Entre-temps, il faut se réjouir des succès remportés dans la lutte contre la tuberculose dans la Région européenne, avec une réduction de 25 % de l’incidence de cette maladie et une diminution de 32 % des décès qui y étaient dus entre 2015 et 2022. Malgré cela, la tuberculose pharmacorésistante reste un problème croissant. Ces cas de tuberculose résistante aux médicaments, difficiles à soigner, représentent un quart des nouveaux cas, et leur taux de réussite thérapeutique est bien inférieur à l’objectif de 80 %. Cependant, de nouvelles bases factuelles en provenance de 13 pays montrent qu’un plan thérapeutique raccourci (9 mois) pour la tuberculose multirésistante présente un taux de réussite de 83 %, bien supérieur au taux moyen actuel pour la Région européenne (57 %). Dans le passé, le traitement de la tuberculose pharmacorésistante pouvait durer jusqu’à 3 ans.
En outre, la Région européenne compte aujourd’hui quelque 3 millions d’individus qui vivent avec le VIH. Bien que le taux d’infections à VIH diagnostiquées soit passé de 16,4 à 12,4 pour 100 000 entre 2013 et 2022 dans l’ensemble de la Région, seules 72 % des personnes infectées sont au courant de leur statut et 63 % seulement bénéficient d’une thérapie antirétrovirale salvatrice. Seuls 5 des 53 États membres de la Région atteignent l’objectif qui consiste à pouvoir traiter 90 % des cas de séropositivité.

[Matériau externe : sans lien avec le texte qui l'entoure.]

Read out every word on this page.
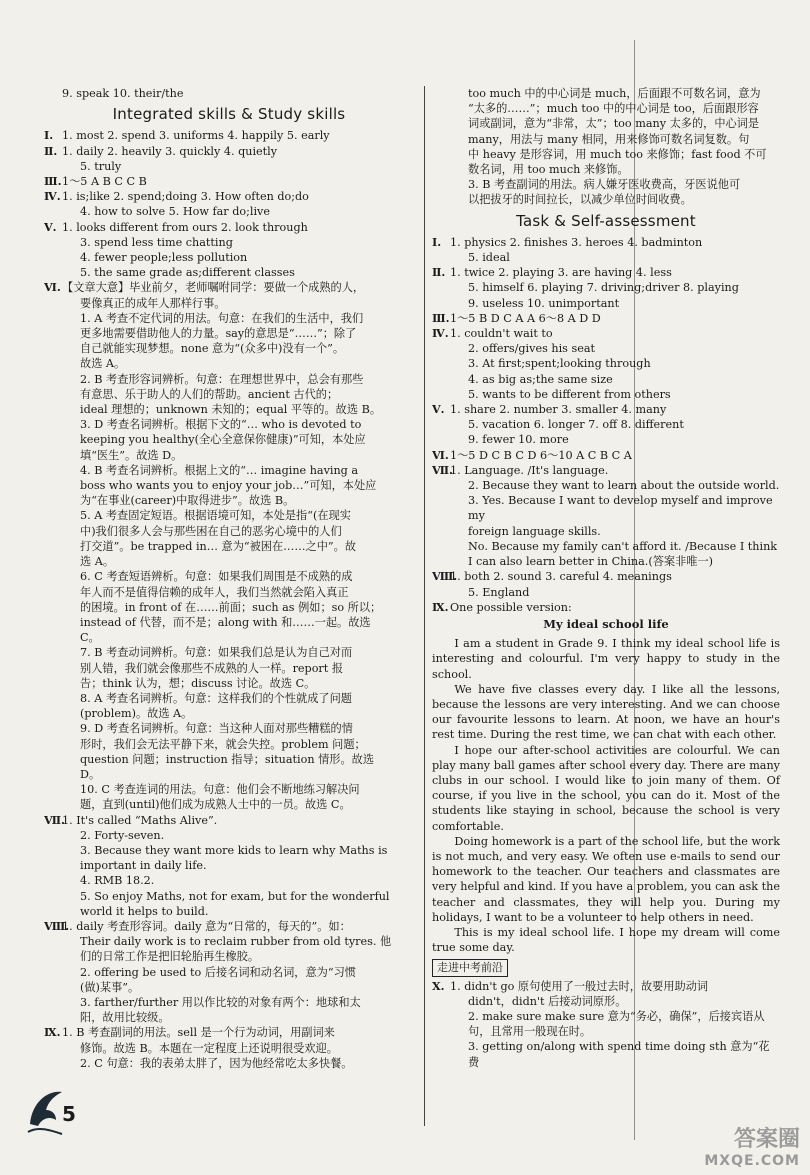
9. speak 10. their/the
Integrated skills & Study skills
Ⅰ. 1. most 2. spend 3. uniforms 4. happily 5. early
Ⅱ. 1. daily 2. heavily 3. quickly 4. quietly
5. truly
Ⅲ. 1～5 A B C C B
Ⅳ. 1. is;like 2. spend;doing 3. How often do;do
4. how to solve 5. How far do;live
Ⅴ. 1. looks different from ours 2. look through
3. spend less time chatting
4. fewer people;less pollution
5. the same grade as;different classes
Ⅵ. 【文章大意】毕业前夕，老师嘱咐同学：要做一个成熟的人，
要像真正的成年人那样行事。
1. A 考查不定代词的用法。句意：在我们的生活中，我们
更多地需要借助他人的力量。say的意思是“……”；除了
自己就能实现梦想。none 意为“(众多中)没有一个”。
故选 A。
2. B 考查形容词辨析。句意：在理想世界中，总会有那些
有意思、乐于助人的人们的帮助。ancient 古代的；
ideal 理想的；unknown 未知的；equal 平等的。故选 B。
3. D 考查名词辨析。根据下文的“… who is devoted to
keeping you healthy(全心全意保你健康)”可知，本处应
填“医生”。故选 D。
4. B 考查名词辨析。根据上文的“… imagine having a
boss who wants you to enjoy your job…”可知，本处应
为“在事业(career)中取得进步”。故选 B。
5. A 考查固定短语。根据语境可知，本处是指“(在现实
中)我们很多人会与那些困在自己的恶劣心境中的人们
打交道”。be trapped in… 意为“被困在……之中”。故
选 A。
6. C 考查短语辨析。句意：如果我们周围是不成熟的成
年人而不是值得信赖的成年人，我们当然就会陷入真正
的困境。in front of 在……前面；such as 例如；so 所以；
instead of 代替，而不是；along with 和……一起。故选
C。
7. B 考查动词辨析。句意：如果我们总是认为自己对而
别人错，我们就会像那些不成熟的人一样。report 报
告；think 认为，想；discuss 讨论。故选 C。
8. A 考查名词辨析。句意：这样我们的个性就成了问题
(problem)。故选 A。
9. D 考查名词辨析。句意：当这种人面对那些糟糕的情
形时，我们会无法平静下来，就会失控。problem 问题；
question 问题；instruction 指导；situation 情形。故选
D。
10. C 考查连词的用法。句意：他们会不断地练习解决问
题，直到(until)他们成为成熟人士中的一员。故选 C。
Ⅶ.
1. It's called “Maths Alive”.
2. Forty-seven.
3. Because they want more kids to learn why Maths is
important in daily life.
4. RMB 18.2.
5. So enjoy Maths, not for exam, but for the wonderful
world it helps to build.
Ⅷ.
1. daily 考查形容词。daily 意为“日常的，每天的”。如：
Their daily work is to reclaim rubber from old tyres. 他
们的日常工作是把旧轮胎再生橡胶。
2. offering be used to 后接名词和动名词，意为“习惯
(做)某事”。
3. farther/further 用以作比较的对象有两个：地球和太
阳，故用比较级。
Ⅸ. 1. B 考查副词的用法。sell 是一个行为动词，用副词来
修饰。故选 B。本题在一定程度上还说明很受欢迎。
2. C 句意：我的表弟太胖了，因为他经常吃太多快餐。
too much 中的中心词是 much，后面跟不可数名词，意为
“太多的……”；much too 中的中心词是 too，后面跟形容
词或副词，意为“非常，太”；too many 太多的，中心词是
many，用法与 many 相同，用来修饰可数名词复数。句
中 heavy 是形容词，用 much too 来修饰；fast food 不可
数名词，用 too much 来修饰。
3. B 考查副词的用法。病人嫌牙医收费高，牙医说他可
以把拔牙的时间拉长，以减少单位时间收费。
Task & Self-assessment
Ⅰ. 1. physics 2. finishes 3. heroes 4. badminton
5. ideal
Ⅱ. 1. twice 2. playing 3. are having 4. less
5. himself 6. playing 7. driving;driver 8. playing
9. useless 10. unimportant
Ⅲ. 1～5 B D C A A 6～8 A D D
Ⅳ. 1. couldn't wait to
2. offers/gives his seat
3. At first;spent;looking through
4. as big as;the same size
5. wants to be different from others
Ⅴ. 1. share 2. number 3. smaller 4. many
5. vacation 6. longer 7. off 8. different
9. fewer 10. more
Ⅵ. 1～5 D C B C D 6～10 A C B C A
Ⅶ.
1. Language. /It's language.
2. Because they want to learn about the outside world.
3. Yes. Because I want to develop myself and improve my
foreign language skills.
No. Because my family can't afford it. /Because I think
I can also learn better in China.(答案非唯一)
Ⅷ.
1. both 2. sound 3. careful 4. meanings
5. England
Ⅸ. One possible version:
My ideal school life

I am a student in Grade 9. I think my ideal school life is interesting and colourful. I'm very happy to study in the school.

We have five classes every day. I like all the lessons, because the lessons are very interesting. And we can choose our favourite lessons to learn. At noon, we have an hour's rest time. During the rest time, we can chat with each other.

I hope our after-school activities are colourful. We can play many ball games after school every day. There are many clubs in our school. I would like to join many of them. Of course, if you live in the school, you can do it. Most of the students like staying in school, because the school is very comfortable.

Doing homework is a part of the school life, but the work is not much, and very easy. We often use e-mails to send our homework to the teacher. Our teachers and classmates are very helpful and kind. If you have a problem, you can ask the teacher and classmates, they will help you. During my holidays, I want to be a volunteer to help others in need.

This is my ideal school life. I hope my dream will come true some day.

走进中考前沿
Ⅹ. 1. didn't go 原句使用了一般过去时，故要用助动词
didn't，didn't 后接动词原形。
2. make sure make sure 意为“务必，确保”，后接宾语从
句，且常用一般现在时。
3. getting on/along with spend time doing sth 意为“花费
5
答案圈
MXQE.COM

En bonne santé pour toute la vie
« La grande valeur de ce Rapport sur la santé en Europe est de démontrer les corrélations existantes en matière de santé, et ce pour l’ensemble du cycle de vie. En préservant et en améliorant la santé des enfants, on récolte des dividendes tout au long de la vie d’une personne, tout en réduisant le coût pour la société », fait remarquer le docteur Kluge. « Un enfant en bonne santé a plus de chances de devenir un adolescent en bonne santé, un adulte en bonne santé et une personne âgée en bonne santé. Cela n’a jamais été aussi capital, car pour la première fois, il y a plus de personnes âgées de plus de 65 ans que de personnes âgées de moins de 15 ans dans la Région européenne. »
La démence est l’une des principales causes de dépendance et de handicap chez les personnes âgées. Au cours de ces dernières décennies, la proportion de décès causés par la maladie d’Alzheimer et d’autres types de démence a fortement augmenté. En 2019, la démence touchait plus de 14 millions de personnes dans la Région – une prévalence qui devrait doubler d’ici à 2030.

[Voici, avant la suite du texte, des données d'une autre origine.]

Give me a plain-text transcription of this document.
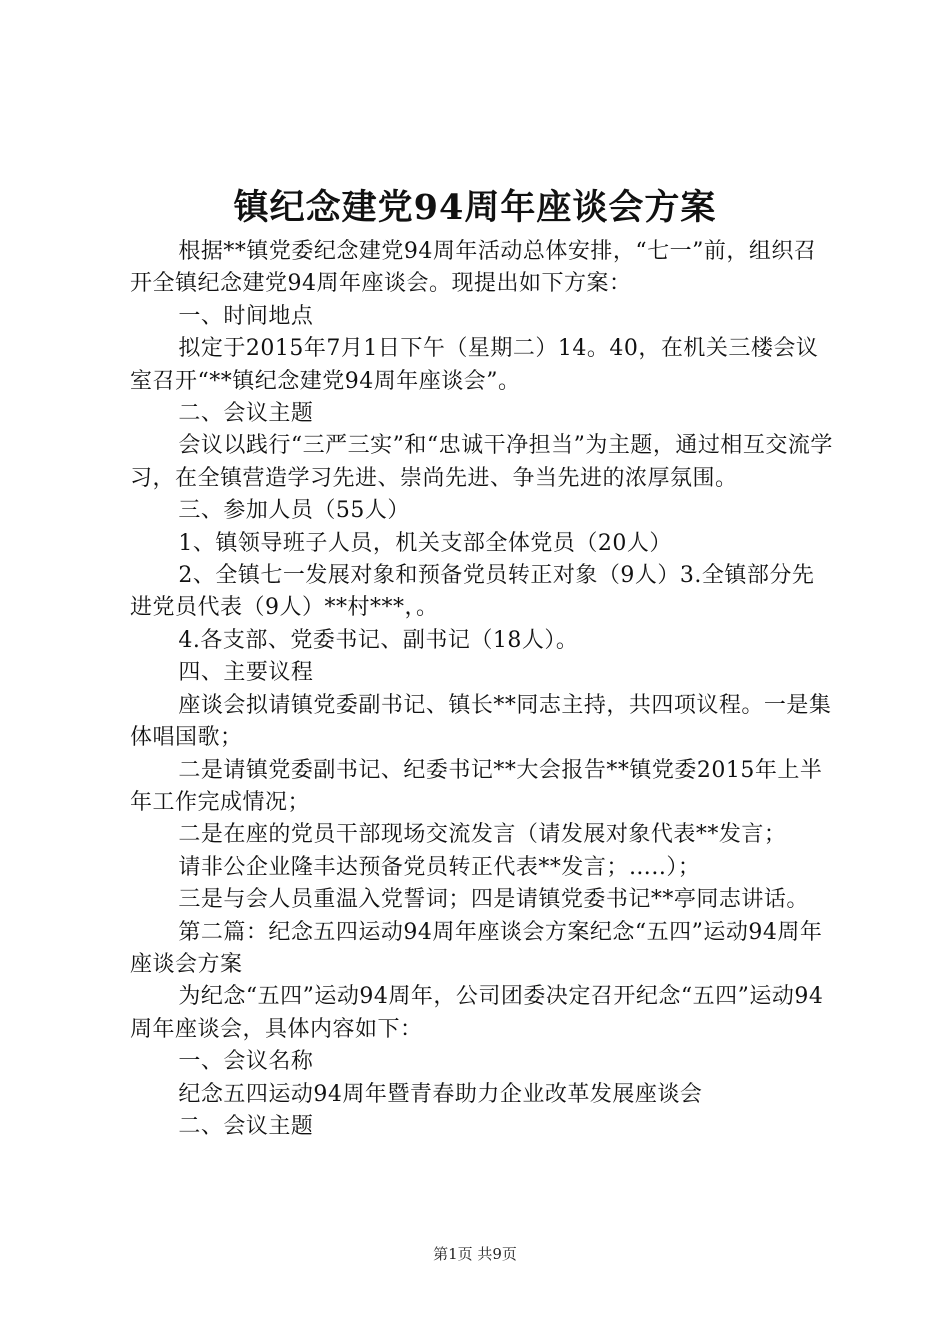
镇纪念建党94周年座谈会方案

根据**镇党委纪念建党94周年活动总体安排，“七一”前，组织召开全镇纪念建党94周年座谈会。现提出如下方案：

一、时间地点

拟定于2015年7月1日下午（星期二）14。40，在机关三楼会议室召开“**镇纪念建党94周年座谈会”。

二、会议主题

会议以践行“三严三实”和“忠诚干净担当”为主题，通过相互交流学习，在全镇营造学习先进、崇尚先进、争当先进的浓厚氛围。

三、参加人员（55人）

1、镇领导班子人员，机关支部全体党员（20人）

2、全镇七一发展对象和预备党员转正对象（9人）3.全镇部分先进党员代表（9人）**村***，。

4.各支部、党委书记、副书记（18人）。

四、主要议程

座谈会拟请镇党委副书记、镇长**同志主持，共四项议程。一是集体唱国歌；

二是请镇党委副书记、纪委书记**大会报告**镇党委2015年上半年工作完成情况；

二是在座的党员干部现场交流发言（请发展对象代表**发言；

请非公企业隆丰达预备党员转正代表**发言；…..）；

三是与会人员重温入党誓词；四是请镇党委书记**亭同志讲话。

第二篇：纪念五四运动94周年座谈会方案纪念“五四”运动94周年座谈会方案

为纪念“五四”运动94周年，公司团委决定召开纪念“五四”运动94周年座谈会，具体内容如下：

一、会议名称

纪念五四运动94周年暨青春助力企业改革发展座谈会

二、会议主题

第1页 共9页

« Étant donné la sollicitation croissante des ressources financières et humaines, les soins de santé deviennent de plus en plus difficiles d’accès », explique le docteur Natasha Azzopardi-Muscat, directrice de la division Politiques et systèmes de santé des pays à l’OMS/Europe. « Ce sont, en particulier, les ménages à faible revenu qui en subissent les conséquences. Dans nos 53 États membres, la proportion de ménages confrontés à des dépenses de santé catastrophiques varie de moins de 1 % à plus de 21 %. Dans 25 États membres, on estime que 5 % des ménages ont des dépenses de santé catastrophiques, c’est-à-dire que les coûts des soins de santé les empêchent de satisfaire d’autres besoins fondamentaux comme l’alimentation et l’énergie. Pour garantir une bonne santé tout au long de la vie, il faut investir stratégiquement dans les systèmes de santé afin d’assurer une couverture véritablement universelle. »

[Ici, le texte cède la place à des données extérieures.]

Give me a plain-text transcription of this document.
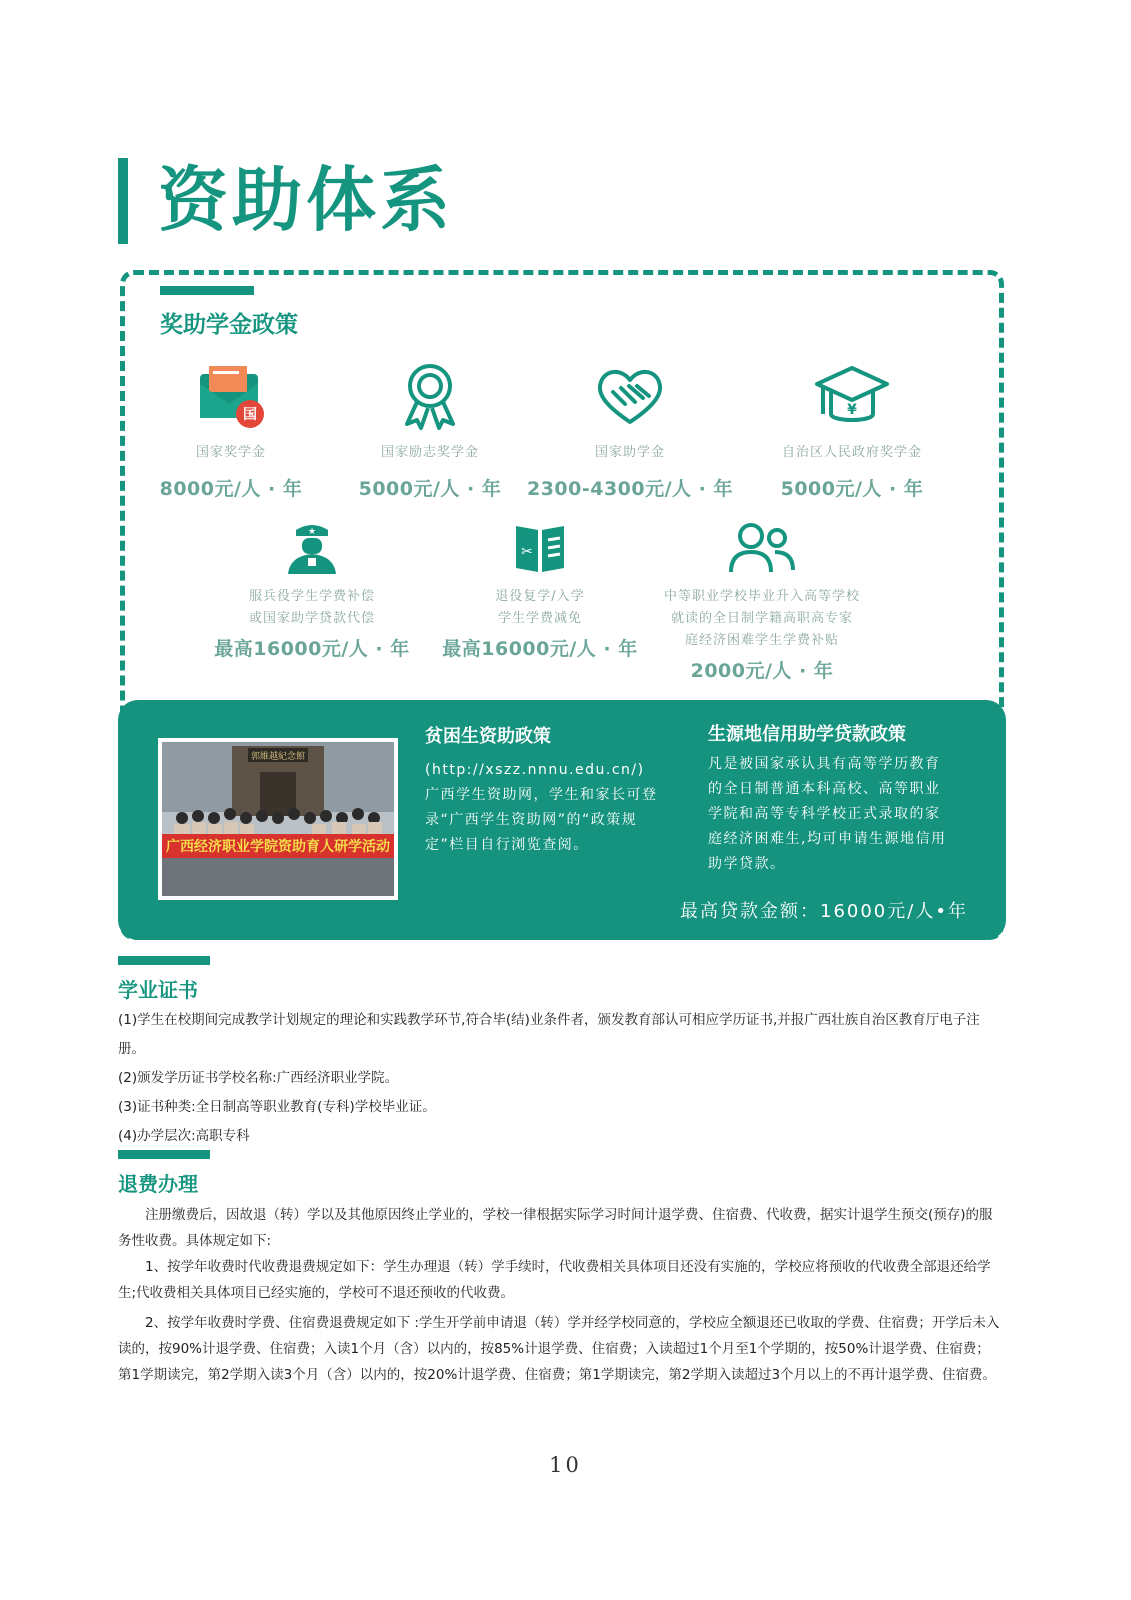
资助体系
奖助学金政策
国
国家奖学金
8000元/人 · 年
国家励志奖学金
5000元/人 · 年
国家助学金
2300-4300元/人 · 年
¥
自治区人民政府奖学金
5000元/人 · 年
★
服兵役学生学费补偿
或国家助学贷款代偿
最高16000元/人 · 年
✂
退役复学/入学
学生学费减免
最高16000元/人 · 年
中等职业学校毕业升入高等学校
就读的全日制学籍高职高专家
庭经济困难学生学费补贴
2000元/人 · 年
郭維越紀念館
广西经济职业学院资助育人研学活动
贫困生资助政策
(http://xszz.nnnu.edu.cn/)
广西学生资助网，学生和家长可登
录“广西学生资助网”的“政策规
定”栏目自行浏览查阅。
生源地信用助学贷款政策
凡是被国家承认具有高等学历教育
的全日制普通本科高校、高等职业
学院和高等专科学校正式录取的家
庭经济困难生,均可申请生源地信用
助学贷款。
最高贷款金额：16000元/人•年
学业证书

(1)学生在校期间完成教学计划规定的理论和实践教学环节,符合毕(结)业条件者，颁发教育部认可相应学历证书,并报广西壮族自治区教育厅电子注册。

(2)颁发学历证书学校名称:广西经济职业学院。

(3)证书种类:全日制高等职业教育(专科)学校毕业证。

(4)办学层次:高职专科

退费办理

注册缴费后，因故退（转）学以及其他原因终止学业的，学校一律根据实际学习时间计退学费、住宿费、代收费，据实计退学生预交(预存)的服务性收费。具体规定如下:

1、按学年收费时代收费退费规定如下：学生办理退（转）学手续时，代收费相关具体项目还没有实施的，学校应将预收的代收费全部退还给学生;代收费相关具体项目已经实施的，学校可不退还预收的代收费。

2、按学年收费时学费、住宿费退费规定如下 :学生开学前申请退（转）学并经学校同意的，学校应全额退还已收取的学费、住宿费；开学后未入读的，按90%计退学费、住宿费；入读1个月（含）以内的，按85%计退学费、住宿费；入读超过1个月至1个学期的，按50%计退学费、住宿费；第1学期读完，第2学期入读3个月（含）以内的，按20%计退学费、住宿费；第1学期读完，第2学期入读超过3个月以上的不再计退学费、住宿费。

10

Une feuille de route et un appel à l’action
L’OMS/Europe a entamé un vaste processus de consultation avec les 53 États membres afin de définir les priorités et les interventions pour les 5 prochaines années, en utilisant le Rapport sur la santé en Europe comme base factuelle essentielle pour orienter les discussions.
Le deuxième Programme de travail européen sera adopté par les États membres lors d’une session du Comité régional de l’OMS pour l’Europe, à la fin du mois d’octobre. Il existe un large consensus sur un certain nombre de défis à relever de toute urgence sur le plan de la santé (santé mentale, MNT, sécurité sanitaire, violence à l’encontre des femmes et des filles, effets du changement climatique sur la santé).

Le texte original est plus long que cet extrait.